E-commerce Strength: Prestige Consumer has forged long-term partnerships across its diverse retail footprint and made significant early investments in e-commerce. These efforts have yielded strong results, with solid high-single-digit year-over-year growth in e-commerce and double-digit consumption growth. Simultaneously, the company has been maintaining a consistent profit profile across all its distribution channels. These impressive wins with consumers across e-commerce through investments in online content and digital advertising position it well for continued growth.

Downsides

Cost Woes: Prestige Consumer faces challenges from economic uncertainties, including supply-chain constraints, inflation and geopolitical events, which could affect pricing, supply and demand for its products. For instance, gross profit for the International OTC Healthcare segment decreased to 57% during the nine months ended Dec 31, 2023 from 60.8% in the year-ago period, primarily due to increased supply-chain costs and product mix.

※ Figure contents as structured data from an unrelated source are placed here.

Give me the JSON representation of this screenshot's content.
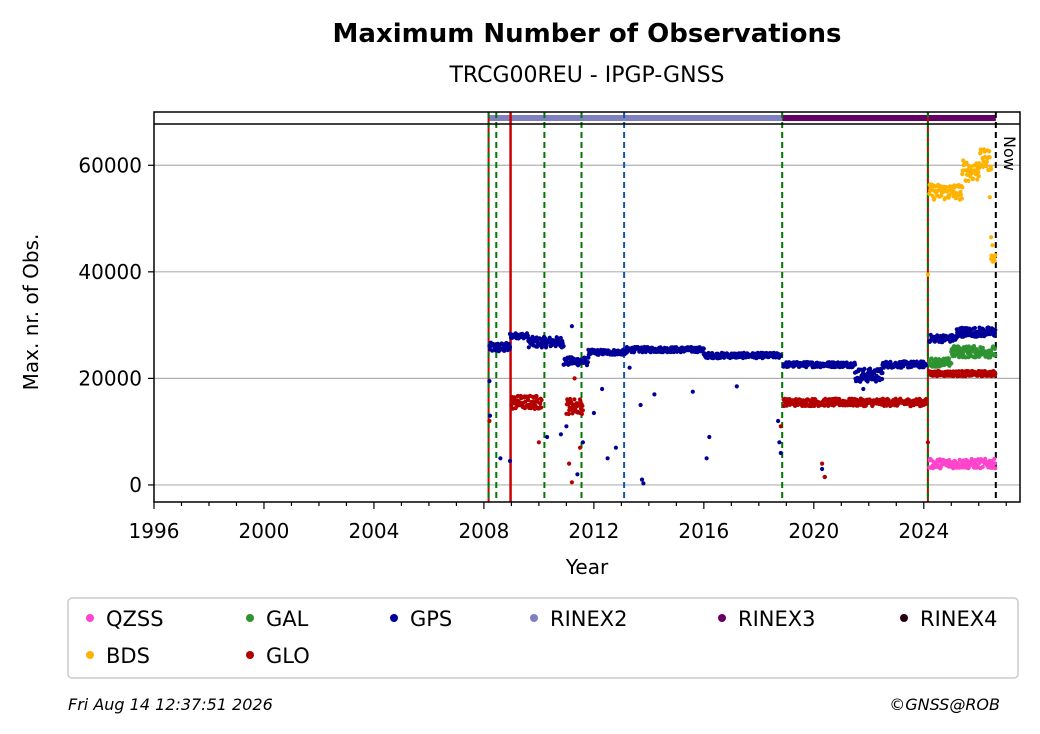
{
  "chart_data": {
    "type": "scatter",
    "title": "Maximum Number of Observations",
    "subtitle": "TRCG00REU - IPGP-GNSS",
    "xlabel": "Year",
    "ylabel": "Max. nr. of Obs.",
    "xlim": [
      1996,
      2027.5
    ],
    "ylim": [
      -3200,
      70000
    ],
    "x_ticks": [
      "1996",
      "2000",
      "2004",
      "2008",
      "2012",
      "2016",
      "2020",
      "2024"
    ],
    "y_ticks": [
      "0",
      "20000",
      "40000",
      "60000"
    ],
    "grid": "horizontal",
    "now_label": "Now",
    "now_year": 2026.62,
    "colors": {
      "QZSS": "#ff44cc",
      "GAL": "#2e9330",
      "GPS": "#000099",
      "RINEX2": "#8080c0",
      "RINEX3": "#660066",
      "RINEX4": "#220011",
      "BDS": "#ffb300",
      "GLO": "#b30000",
      "vline_green": "#007700",
      "vline_red": "#cc0000",
      "vline_blue": "#1155aa"
    },
    "rinex_bars": [
      {
        "name": "RINEX2",
        "start": 2008.15,
        "end": 2018.85
      },
      {
        "name": "RINEX3",
        "start": 2018.85,
        "end": 2026.62
      }
    ],
    "event_lines": [
      {
        "year": 2008.17,
        "style": "green-red-dash"
      },
      {
        "year": 2008.45,
        "style": "green-dash"
      },
      {
        "year": 2008.97,
        "style": "red-solid"
      },
      {
        "year": 2010.2,
        "style": "green-dash"
      },
      {
        "year": 2011.55,
        "style": "green-dash"
      },
      {
        "year": 2013.1,
        "style": "blue-dash"
      },
      {
        "year": 2018.85,
        "style": "green-dash"
      },
      {
        "year": 2024.15,
        "style": "green-red-dash"
      }
    ],
    "series": [
      {
        "name": "GPS",
        "segments": [
          {
            "from": 2008.2,
            "to": 2008.95,
            "level": 25800,
            "jitter": 900
          },
          {
            "from": 2008.95,
            "to": 2009.6,
            "level": 28000,
            "jitter": 500
          },
          {
            "from": 2009.6,
            "to": 2010.9,
            "level": 26800,
            "jitter": 1000
          },
          {
            "from": 2010.9,
            "to": 2011.8,
            "level": 23200,
            "jitter": 800
          },
          {
            "from": 2011.8,
            "to": 2013.2,
            "level": 24900,
            "jitter": 500
          },
          {
            "from": 2013.2,
            "to": 2016.0,
            "level": 25400,
            "jitter": 500
          },
          {
            "from": 2016.0,
            "to": 2018.8,
            "level": 24300,
            "jitter": 500
          },
          {
            "from": 2018.9,
            "to": 2021.5,
            "level": 22600,
            "jitter": 500
          },
          {
            "from": 2021.5,
            "to": 2022.5,
            "level": 20600,
            "jitter": 1300
          },
          {
            "from": 2022.5,
            "to": 2024.1,
            "level": 22600,
            "jitter": 600
          },
          {
            "from": 2024.2,
            "to": 2025.2,
            "level": 27500,
            "jitter": 700
          },
          {
            "from": 2025.2,
            "to": 2026.6,
            "level": 28700,
            "jitter": 900
          }
        ],
        "outliers": [
          [
            2008.2,
            19500
          ],
          [
            2008.22,
            13000
          ],
          [
            2008.6,
            5000
          ],
          [
            2008.95,
            4500
          ],
          [
            2010.3,
            9000
          ],
          [
            2010.8,
            9500
          ],
          [
            2011.0,
            11000
          ],
          [
            2011.2,
            29800
          ],
          [
            2011.4,
            2000
          ],
          [
            2011.6,
            8000
          ],
          [
            2012.0,
            13500
          ],
          [
            2012.3,
            18000
          ],
          [
            2012.5,
            5000
          ],
          [
            2012.8,
            7000
          ],
          [
            2013.3,
            22000
          ],
          [
            2013.7,
            15000
          ],
          [
            2013.75,
            1000
          ],
          [
            2013.8,
            300
          ],
          [
            2014.2,
            17000
          ],
          [
            2015.6,
            17500
          ],
          [
            2016.1,
            5000
          ],
          [
            2016.2,
            9000
          ],
          [
            2017.2,
            18500
          ],
          [
            2018.7,
            12000
          ],
          [
            2018.75,
            8000
          ],
          [
            2018.8,
            6000
          ],
          [
            2020.3,
            3000
          ],
          [
            2020.4,
            1500
          ],
          [
            2021.8,
            18000
          ]
        ]
      },
      {
        "name": "GLO",
        "segments": [
          {
            "from": 2009.0,
            "to": 2010.1,
            "level": 15500,
            "jitter": 1300
          },
          {
            "from": 2011.0,
            "to": 2011.6,
            "level": 14800,
            "jitter": 1500
          },
          {
            "from": 2018.9,
            "to": 2024.1,
            "level": 15500,
            "jitter": 700
          },
          {
            "from": 2024.2,
            "to": 2026.6,
            "level": 20900,
            "jitter": 500
          }
        ],
        "outliers": [
          [
            2008.2,
            12000
          ],
          [
            2010.0,
            8000
          ],
          [
            2011.1,
            4000
          ],
          [
            2011.2,
            500
          ],
          [
            2011.3,
            20000
          ],
          [
            2011.5,
            7000
          ],
          [
            2018.8,
            11000
          ],
          [
            2020.3,
            4000
          ],
          [
            2020.4,
            1500
          ],
          [
            2024.15,
            8000
          ]
        ]
      },
      {
        "name": "GAL",
        "segments": [
          {
            "from": 2024.2,
            "to": 2025.0,
            "level": 23000,
            "jitter": 800
          },
          {
            "from": 2025.0,
            "to": 2026.6,
            "level": 25000,
            "jitter": 1100
          }
        ],
        "outliers": []
      },
      {
        "name": "BDS",
        "segments": [
          {
            "from": 2024.2,
            "to": 2025.4,
            "level": 55000,
            "jitter": 1500
          },
          {
            "from": 2025.4,
            "to": 2026.0,
            "level": 59000,
            "jitter": 2000
          },
          {
            "from": 2026.0,
            "to": 2026.45,
            "level": 61000,
            "jitter": 2000
          },
          {
            "from": 2026.45,
            "to": 2026.6,
            "level": 42500,
            "jitter": 800
          }
        ],
        "outliers": [
          [
            2024.15,
            39500
          ],
          [
            2026.4,
            54000
          ],
          [
            2026.45,
            46500
          ],
          [
            2026.5,
            45000
          ]
        ]
      },
      {
        "name": "QZSS",
        "segments": [
          {
            "from": 2024.2,
            "to": 2026.6,
            "level": 4000,
            "jitter": 900
          }
        ],
        "outliers": []
      }
    ],
    "legend": {
      "placement": "bottom",
      "entries": [
        {
          "label": "QZSS",
          "color": "#ff44cc"
        },
        {
          "label": "GAL",
          "color": "#2e9330"
        },
        {
          "label": "GPS",
          "color": "#000099"
        },
        {
          "label": "RINEX2",
          "color": "#8080c0"
        },
        {
          "label": "RINEX3",
          "color": "#660066"
        },
        {
          "label": "RINEX4",
          "color": "#220011"
        },
        {
          "label": "BDS",
          "color": "#ffb300"
        },
        {
          "label": "GLO",
          "color": "#b30000"
        }
      ]
    }
  },
  "footer": {
    "timestamp": "Fri Aug 14 12:37:51 2026",
    "copyright": "©GNSS@ROB"
  }
}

Dependence on Few Customers: Prestige Consumer's revenues are concentrated among a few customers with whom it does not have any long-term agreements. During fiscal 2023, Walmart, which accounted for approximately 19.7% of the gross sales, was the only customer that accounted for more than 10% of the company’s gross revenues. PBH faces risks such as inventory reductions by customers or the loss of top clients due to industry consolidation, which may potentially impact its financial stability.

Estimate Trend

In the past 30 days, the Zacks Consensus Estimate for PBH’s fiscal 2024 earnings per share has remained constant at $4.33.

The Zacks Consensus Estimate for the company’s fiscal 2024 revenues is pegged at $1.14 billion. This suggests an increase of 0.7% from the year-ago reported number.

Key Picks

Some better-ranked stocks from the broader medical space are Inspire Medical Systems (INSP - Free Report) , Insulet (PODD - Free Report) and Exact Sciences (EXAS - Free Report) .

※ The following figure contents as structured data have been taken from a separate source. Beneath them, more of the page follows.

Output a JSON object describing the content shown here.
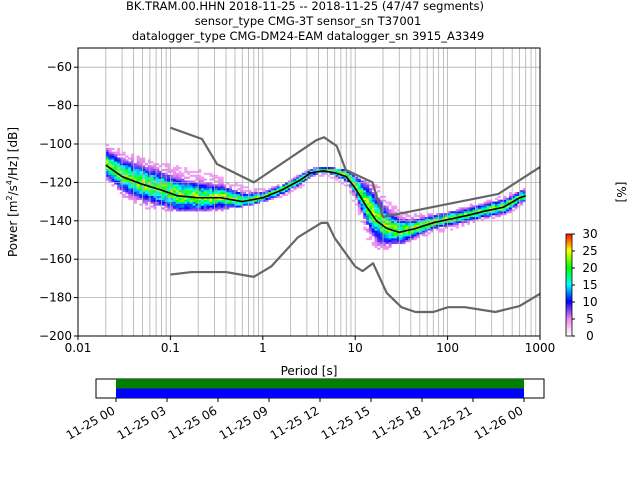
{
  "title_lines": [
    "BK.TRAM.00.HHN   2018-11-25 -- 2018-11-25  (47/47 segments)",
    "sensor_type CMG-3T sensor_sn T37001",
    "datalogger_type CMG-DM24-EAM datalogger_sn 3915_A3349"
  ],
  "chart_data": {
    "type": "heatmap",
    "xlabel": "Period [s]",
    "ylabel_parts": [
      "Power [m",
      "2",
      "/s",
      "4",
      "/Hz] [dB]"
    ],
    "x_scale": "log",
    "xlim": [
      0.01,
      1000
    ],
    "ylim": [
      -200,
      -50
    ],
    "x_ticks": [
      0.01,
      0.1,
      1,
      10,
      100,
      1000
    ],
    "x_tick_labels": [
      "0.01",
      "0.1",
      "1",
      "10",
      "100",
      "1000"
    ],
    "y_ticks": [
      -200,
      -180,
      -160,
      -140,
      -120,
      -100,
      -80,
      -60
    ],
    "y_tick_labels": [
      "−200",
      "−180",
      "−160",
      "−140",
      "−120",
      "−100",
      "−80",
      "−60"
    ],
    "grid": true,
    "colorbar": {
      "label": "[%]",
      "range": [
        0,
        30
      ],
      "ticks": [
        0,
        5,
        10,
        15,
        20,
        25,
        30
      ],
      "tick_labels": [
        "0",
        "5",
        "10",
        "15",
        "20",
        "25",
        "30"
      ],
      "colors": [
        "#ffffff",
        "#ee82ee",
        "#0000ff",
        "#00ffff",
        "#00ff00",
        "#ffff00",
        "#ff0000"
      ]
    },
    "series": [
      {
        "role": "high-noise-model",
        "color": "#666666",
        "x": [
          0.1,
          0.22,
          0.32,
          0.8,
          3.8,
          4.6,
          6.3,
          7.9,
          15.4,
          20,
          354.8,
          1000
        ],
        "y": [
          -91.5,
          -97.4,
          -110.5,
          -120,
          -98,
          -96.5,
          -101,
          -113.5,
          -120,
          -138,
          -126,
          -112
        ]
      },
      {
        "role": "low-noise-model",
        "color": "#666666",
        "x": [
          0.1,
          0.17,
          0.4,
          0.8,
          1.24,
          2.4,
          4.3,
          5,
          6,
          10,
          12,
          15.6,
          21.9,
          31.6,
          45,
          70,
          101,
          154,
          328,
          600,
          1000
        ],
        "y": [
          -168,
          -166.7,
          -166.7,
          -169.2,
          -163.7,
          -148.6,
          -141.1,
          -141.1,
          -149,
          -163.8,
          -166.2,
          -162.1,
          -177.5,
          -185,
          -187.5,
          -187.5,
          -185,
          -185,
          -187.5,
          -184.4,
          -178
        ]
      },
      {
        "role": "mode",
        "color": "#000000",
        "x": [
          0.02,
          0.03,
          0.05,
          0.08,
          0.12,
          0.2,
          0.35,
          0.6,
          1,
          1.6,
          2.5,
          3.3,
          4.5,
          6,
          8,
          10,
          13,
          17,
          22,
          30,
          45,
          70,
          110,
          170,
          250,
          400,
          600,
          700
        ],
        "y": [
          -111,
          -117,
          -121,
          -124,
          -127,
          -128,
          -128,
          -130,
          -128,
          -124,
          -119,
          -115,
          -114,
          -115,
          -117,
          -123,
          -132,
          -140,
          -144,
          -146,
          -144,
          -141,
          -139,
          -137,
          -135,
          -133,
          -128,
          -127
        ]
      }
    ],
    "density_band": {
      "x": [
        0.02,
        0.03,
        0.05,
        0.08,
        0.12,
        0.2,
        0.35,
        0.6,
        1,
        1.6,
        2.5,
        3.3,
        4.5,
        6,
        8,
        10,
        13,
        17,
        22,
        30,
        45,
        70,
        110,
        170,
        250,
        400,
        600,
        700
      ],
      "upper": [
        -100,
        -104,
        -108,
        -110,
        -112,
        -114,
        -118,
        -122,
        -124,
        -121,
        -116,
        -113,
        -113,
        -113,
        -114,
        -118,
        -120,
        -122,
        -130,
        -135,
        -137,
        -137,
        -135,
        -132,
        -130,
        -127,
        -124,
        -124
      ],
      "lower": [
        -120,
        -128,
        -134,
        -135,
        -136,
        -135,
        -135,
        -133,
        -131,
        -128,
        -123,
        -118,
        -117,
        -119,
        -124,
        -134,
        -150,
        -156,
        -155,
        -153,
        -150,
        -147,
        -145,
        -142,
        -140,
        -138,
        -133,
        -131
      ]
    },
    "time_axis": {
      "tick_labels": [
        "11-25 00",
        "11-25 03",
        "11-25 06",
        "11-25 09",
        "11-25 12",
        "11-25 15",
        "11-25 18",
        "11-25 21",
        "11-26 00"
      ],
      "coverage": [
        0,
        1
      ],
      "colors": [
        "#008000",
        "#0000ff"
      ]
    }
  }
}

Inspire Medical Systems’ earnings are expected to increase 51.4% in 2024 compared with the S&P 500’s 17.1%. INSP’s earnings surpassed estimates in each of the trailing four quarters, the average surprise being 353.6%. Its shares have declined 9% compared with the industry’s 20.9 fall in the past year.

INSP sports a Zacks Rank #1 (Strong Buy) at present. You can see the complete list of today’s Zacks #1 Rank stocks here.

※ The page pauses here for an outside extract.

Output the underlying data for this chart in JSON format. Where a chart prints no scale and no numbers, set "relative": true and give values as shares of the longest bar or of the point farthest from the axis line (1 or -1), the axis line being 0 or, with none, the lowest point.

Insulet, carrying a Zacks Rank #2 (Buy) at present, has an estimated long-term earnings growth rate of 18.1% compared with the industry’s 11.4%. Shares of the company have decreased 48.7% compared with the industry’s 5.6% fall over the past year.

PODD’s earnings surpassed estimates in each of the trailing four quarters, the average surprise being 100.1%. In the last reported quarter, it delivered an average earnings surprise of 108.9%.

Exact Sciences, carrying a Zacks Rank #2 at present, has an estimated earnings growth rate of 23.8% for 2024 compared with the industry’s 13.1%. Shares of EXAS have dropped 3.4% compared with the industry’s 18% decrease  over the past year.

EXAS’ earnings surpassed estimates in each of the trailing four quarters, the average surprise being 51.5%. In the last reported quarter, it delivered an average earnings surprise of 49.1%.